Am using redis.scan()
to get the list of redis hashes storing the rows of data and then using redis.hgetall()
to get the data in the hashes. From there I create an SQL Insert statement in SqlAlchemy and perform a bulk data insert into the database.
The issues I face is that I have to first extract the keys containing my data using SCAN:
redis_match = 'data:row_keys:*'
row_keys = rdb.scan_iter(match=redis_match, count=limit_no)
From there I fetch all data in each hash:
for index, row_id in enumerate(row_keys):
row_data = rdb.hgetall(row_id)
The row_data is in the form of key:value
but its stored in byte
form so am incurring an extra overhead to decode each key and value manually using:
for key, value in row_data.items():
key = ast.literal_eval(key.decode('unicode_escape'))
value = ast.literal_eval(value.decode('unicode_escape'))
I feel this is too much and there must be a more elegant way to:
Edit:
I've read about postgresql's Foreign Data Wrappers and especially redis_fdw and am wondering whether its the one to resolve my situation of getting a faster way to move data from Redis to Postgresql with the least trouble possible
Upvotes: 1
Views: 2311
Reputation: 7743
The redis_fdw
is the way to go. Just keep in mind that each member of your hash set will not be a different row in the corresponding Pg foreign table. It will instead create in the foreign table a single row per Redis hash and use a Pg array for all of the hash's values.

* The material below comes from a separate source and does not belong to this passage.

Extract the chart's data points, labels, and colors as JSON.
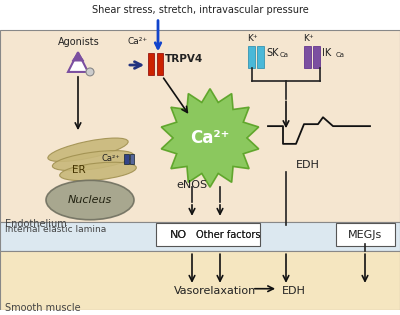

E.g. for the following hash in Redis:
myhash = {a:1, b:2}
you could create the foreign table:
CREATE FOREIGN TABLE my_pg_hash (key text, val text[])
SERVER redis_server
OPTIONS (database '0', tabletype 'hash', tablekeyprefix 'myhash');
Foreign table my_pg_hash
will contain a single row for the entire Redis hash set myhash
. This row will have as key myhash
and as value a postgres array with all of the key/value pairs of your redis hash.
SELECT * FROM my_pg_hash;
key | val
----------+-----------
myhash | {a,1,b,2}
(1 row)
You can split the val array into separate rows using Pg's unnest() function:
SELECT key, unnest(val) FROM my_pg_hash;
key | unnest
--------+--------
myhash | a
myhash | 1
myhash | b
myhash | 2
(4 rows)
Upvotes: 1